# Planer board mast into pedestal seat mount?



## Labman1127 (Jul 27, 2012)

Does anyone know of a company at that makes a planer board mast that is designed to fit into a pedestal seat mount?
Or if anyone has a similar setup, I would be interested in hearing how you made it. I honking this would be a great option for a removable planer board mast. Thanks.


----------



## joebertin (Mar 26, 2010)

Yeah, I built one with a chain link fence post. I believe that they are 2 3/8 diameter. I took a four footer, chamfered the base, and but a little blue grease on it. Flag pole cleats to wrap the line, and a small pulley on each side of the top of the post. Works great.


----------



## saugmon (Jun 14, 2006)

My base is wedge style.I used an extra base,placed the pvc pipe in it and 1 bolt to secure it.

You'll needVC pipe,pvc cap,2 eyebolts,2 snaps,2 springs,U-bolt,and planerboard line. For my winding system,I use 2 level wind reels held on by 2 hose clamps. Right hand retrieve on port side and left hand retrieve on starboard.

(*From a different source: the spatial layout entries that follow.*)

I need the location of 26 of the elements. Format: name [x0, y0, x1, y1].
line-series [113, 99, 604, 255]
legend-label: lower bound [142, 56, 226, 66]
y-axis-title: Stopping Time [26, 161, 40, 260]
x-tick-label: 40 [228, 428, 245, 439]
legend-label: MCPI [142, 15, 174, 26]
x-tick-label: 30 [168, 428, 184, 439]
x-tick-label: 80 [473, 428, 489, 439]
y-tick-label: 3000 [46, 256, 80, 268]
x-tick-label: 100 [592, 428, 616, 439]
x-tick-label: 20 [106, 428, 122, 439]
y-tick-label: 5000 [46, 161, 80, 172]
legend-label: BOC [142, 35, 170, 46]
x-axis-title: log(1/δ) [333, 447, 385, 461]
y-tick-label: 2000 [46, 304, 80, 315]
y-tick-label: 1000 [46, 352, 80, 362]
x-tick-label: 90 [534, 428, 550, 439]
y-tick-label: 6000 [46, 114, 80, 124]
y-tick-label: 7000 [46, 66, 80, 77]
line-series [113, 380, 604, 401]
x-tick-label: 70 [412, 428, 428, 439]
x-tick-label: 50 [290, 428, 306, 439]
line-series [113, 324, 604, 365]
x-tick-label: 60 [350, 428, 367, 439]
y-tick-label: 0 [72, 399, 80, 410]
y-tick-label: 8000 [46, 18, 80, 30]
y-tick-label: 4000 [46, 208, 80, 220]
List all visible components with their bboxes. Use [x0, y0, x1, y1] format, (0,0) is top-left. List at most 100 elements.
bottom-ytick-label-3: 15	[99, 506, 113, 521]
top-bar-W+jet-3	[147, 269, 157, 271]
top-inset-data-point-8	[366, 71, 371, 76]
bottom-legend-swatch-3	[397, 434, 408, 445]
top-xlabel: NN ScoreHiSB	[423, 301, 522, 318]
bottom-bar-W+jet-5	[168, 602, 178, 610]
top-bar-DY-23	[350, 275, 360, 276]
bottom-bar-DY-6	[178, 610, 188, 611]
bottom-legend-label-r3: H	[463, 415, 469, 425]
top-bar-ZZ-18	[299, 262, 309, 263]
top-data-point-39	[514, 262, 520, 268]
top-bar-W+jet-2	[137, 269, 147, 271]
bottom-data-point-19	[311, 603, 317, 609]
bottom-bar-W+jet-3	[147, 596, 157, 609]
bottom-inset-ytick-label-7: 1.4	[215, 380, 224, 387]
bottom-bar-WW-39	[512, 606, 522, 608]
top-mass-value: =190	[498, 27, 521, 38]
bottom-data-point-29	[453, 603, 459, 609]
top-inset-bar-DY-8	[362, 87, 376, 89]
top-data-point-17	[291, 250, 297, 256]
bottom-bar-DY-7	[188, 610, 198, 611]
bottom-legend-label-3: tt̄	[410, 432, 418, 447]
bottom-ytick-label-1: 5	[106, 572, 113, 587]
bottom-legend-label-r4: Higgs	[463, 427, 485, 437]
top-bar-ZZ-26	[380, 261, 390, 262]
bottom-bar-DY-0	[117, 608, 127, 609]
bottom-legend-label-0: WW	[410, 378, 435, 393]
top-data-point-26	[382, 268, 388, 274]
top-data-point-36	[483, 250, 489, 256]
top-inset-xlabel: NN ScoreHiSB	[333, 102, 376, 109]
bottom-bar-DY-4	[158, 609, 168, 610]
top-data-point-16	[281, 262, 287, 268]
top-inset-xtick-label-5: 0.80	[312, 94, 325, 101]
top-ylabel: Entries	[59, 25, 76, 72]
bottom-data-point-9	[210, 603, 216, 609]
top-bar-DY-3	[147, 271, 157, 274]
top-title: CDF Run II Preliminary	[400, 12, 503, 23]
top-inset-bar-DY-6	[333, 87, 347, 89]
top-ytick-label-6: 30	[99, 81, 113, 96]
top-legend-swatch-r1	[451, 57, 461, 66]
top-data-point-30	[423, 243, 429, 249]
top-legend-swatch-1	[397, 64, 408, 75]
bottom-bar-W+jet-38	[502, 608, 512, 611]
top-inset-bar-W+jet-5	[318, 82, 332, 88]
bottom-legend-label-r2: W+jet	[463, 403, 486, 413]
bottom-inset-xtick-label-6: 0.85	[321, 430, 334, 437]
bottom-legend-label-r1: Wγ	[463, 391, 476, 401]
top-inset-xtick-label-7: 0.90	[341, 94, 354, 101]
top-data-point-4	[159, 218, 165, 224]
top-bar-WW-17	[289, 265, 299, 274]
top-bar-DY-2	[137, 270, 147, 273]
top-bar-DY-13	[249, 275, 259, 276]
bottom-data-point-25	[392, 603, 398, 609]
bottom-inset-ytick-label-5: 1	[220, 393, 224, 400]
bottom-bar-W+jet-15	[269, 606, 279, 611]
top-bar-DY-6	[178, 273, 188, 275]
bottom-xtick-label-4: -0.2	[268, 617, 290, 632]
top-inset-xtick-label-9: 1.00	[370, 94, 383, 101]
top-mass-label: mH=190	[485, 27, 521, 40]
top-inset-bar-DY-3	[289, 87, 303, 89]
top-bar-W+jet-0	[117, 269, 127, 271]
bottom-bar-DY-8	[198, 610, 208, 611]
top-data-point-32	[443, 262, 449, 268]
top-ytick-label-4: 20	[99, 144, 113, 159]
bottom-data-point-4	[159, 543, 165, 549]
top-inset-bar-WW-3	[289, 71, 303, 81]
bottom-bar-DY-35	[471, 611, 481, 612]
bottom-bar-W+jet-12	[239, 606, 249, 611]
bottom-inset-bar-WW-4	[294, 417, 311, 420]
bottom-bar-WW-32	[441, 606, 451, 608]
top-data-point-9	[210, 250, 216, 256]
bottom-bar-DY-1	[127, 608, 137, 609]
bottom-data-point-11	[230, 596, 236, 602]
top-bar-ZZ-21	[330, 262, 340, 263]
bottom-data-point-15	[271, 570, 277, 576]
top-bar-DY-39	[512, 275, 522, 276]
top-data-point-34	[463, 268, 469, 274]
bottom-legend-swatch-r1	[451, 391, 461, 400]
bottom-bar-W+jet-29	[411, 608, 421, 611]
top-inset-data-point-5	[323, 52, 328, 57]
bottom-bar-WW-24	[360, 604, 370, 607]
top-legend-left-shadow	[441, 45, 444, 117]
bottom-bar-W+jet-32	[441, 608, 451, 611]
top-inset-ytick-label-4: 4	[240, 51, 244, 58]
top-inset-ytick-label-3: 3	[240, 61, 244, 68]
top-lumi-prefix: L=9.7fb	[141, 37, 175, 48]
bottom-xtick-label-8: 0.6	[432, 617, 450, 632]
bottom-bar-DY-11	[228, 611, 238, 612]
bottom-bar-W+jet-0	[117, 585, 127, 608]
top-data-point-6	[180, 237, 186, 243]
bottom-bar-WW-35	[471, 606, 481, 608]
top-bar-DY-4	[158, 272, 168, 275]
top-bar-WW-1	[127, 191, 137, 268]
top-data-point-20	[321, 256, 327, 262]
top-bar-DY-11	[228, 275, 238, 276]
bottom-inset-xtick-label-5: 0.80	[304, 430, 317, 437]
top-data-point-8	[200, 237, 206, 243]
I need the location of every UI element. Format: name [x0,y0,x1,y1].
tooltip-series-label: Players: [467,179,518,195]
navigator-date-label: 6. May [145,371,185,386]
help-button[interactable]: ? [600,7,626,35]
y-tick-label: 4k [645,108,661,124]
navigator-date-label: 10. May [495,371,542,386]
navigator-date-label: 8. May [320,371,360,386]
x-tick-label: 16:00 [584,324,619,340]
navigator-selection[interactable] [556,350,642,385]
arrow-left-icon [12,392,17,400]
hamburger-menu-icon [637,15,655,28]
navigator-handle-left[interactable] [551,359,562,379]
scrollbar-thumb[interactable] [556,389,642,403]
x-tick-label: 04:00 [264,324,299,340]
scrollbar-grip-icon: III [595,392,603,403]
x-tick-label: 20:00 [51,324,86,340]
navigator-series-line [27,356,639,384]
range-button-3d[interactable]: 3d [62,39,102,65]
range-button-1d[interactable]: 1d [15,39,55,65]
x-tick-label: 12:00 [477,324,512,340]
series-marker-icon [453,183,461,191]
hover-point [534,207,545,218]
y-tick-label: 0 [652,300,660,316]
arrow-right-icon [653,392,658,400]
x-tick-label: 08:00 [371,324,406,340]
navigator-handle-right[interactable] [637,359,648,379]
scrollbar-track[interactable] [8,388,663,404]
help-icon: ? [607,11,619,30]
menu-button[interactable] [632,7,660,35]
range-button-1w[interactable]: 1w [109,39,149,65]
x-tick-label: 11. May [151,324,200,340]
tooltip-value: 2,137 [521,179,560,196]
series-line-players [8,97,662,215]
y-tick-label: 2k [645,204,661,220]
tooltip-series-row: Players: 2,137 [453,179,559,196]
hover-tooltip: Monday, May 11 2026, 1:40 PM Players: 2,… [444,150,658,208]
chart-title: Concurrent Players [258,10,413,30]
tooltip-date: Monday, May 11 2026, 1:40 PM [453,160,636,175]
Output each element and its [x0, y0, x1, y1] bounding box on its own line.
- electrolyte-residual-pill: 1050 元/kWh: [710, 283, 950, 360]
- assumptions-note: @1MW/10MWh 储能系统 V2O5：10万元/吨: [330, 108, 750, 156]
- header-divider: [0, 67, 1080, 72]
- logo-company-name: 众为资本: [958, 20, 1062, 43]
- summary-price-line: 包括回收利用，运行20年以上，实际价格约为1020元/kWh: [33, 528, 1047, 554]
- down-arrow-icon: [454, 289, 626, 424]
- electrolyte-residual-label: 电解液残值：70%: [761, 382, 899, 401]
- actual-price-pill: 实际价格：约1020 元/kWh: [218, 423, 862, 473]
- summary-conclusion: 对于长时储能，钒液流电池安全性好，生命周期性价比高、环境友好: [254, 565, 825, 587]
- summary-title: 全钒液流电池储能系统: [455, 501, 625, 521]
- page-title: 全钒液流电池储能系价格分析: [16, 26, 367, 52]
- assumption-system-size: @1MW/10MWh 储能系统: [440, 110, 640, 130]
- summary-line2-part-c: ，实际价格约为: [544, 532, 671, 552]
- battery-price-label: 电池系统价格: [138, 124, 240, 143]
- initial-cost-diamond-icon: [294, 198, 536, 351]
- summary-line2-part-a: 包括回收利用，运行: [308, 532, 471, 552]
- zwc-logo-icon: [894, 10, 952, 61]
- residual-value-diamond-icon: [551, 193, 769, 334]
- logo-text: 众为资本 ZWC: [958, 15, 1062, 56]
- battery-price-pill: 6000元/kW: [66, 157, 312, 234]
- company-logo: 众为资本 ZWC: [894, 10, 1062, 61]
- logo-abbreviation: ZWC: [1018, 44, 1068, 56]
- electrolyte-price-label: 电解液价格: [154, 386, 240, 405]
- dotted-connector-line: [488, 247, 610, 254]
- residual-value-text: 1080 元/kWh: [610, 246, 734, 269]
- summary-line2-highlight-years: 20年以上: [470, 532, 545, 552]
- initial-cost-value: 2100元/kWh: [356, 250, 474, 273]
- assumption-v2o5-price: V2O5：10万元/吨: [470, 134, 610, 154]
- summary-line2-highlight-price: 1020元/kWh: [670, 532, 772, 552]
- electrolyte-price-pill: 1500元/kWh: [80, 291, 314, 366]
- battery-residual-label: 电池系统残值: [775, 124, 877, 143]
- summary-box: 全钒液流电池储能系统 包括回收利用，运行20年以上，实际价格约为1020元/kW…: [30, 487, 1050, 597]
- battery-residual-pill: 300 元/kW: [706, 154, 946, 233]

Make it a little longer.You can always shorten it down.Too tall and it'll be whippy.If you have to go high,you could probably put a pc of pipe inside the pvc. Mine's about 4'-5' tall and easy to setup and take off.


----------



## revpilot (Feb 10, 2009)

http://www.rivieratrolling.com/planner_board_masts.html


----------



## Labman1127 (Jul 27, 2012)

Thanks guys. Info is much appreciated!


----------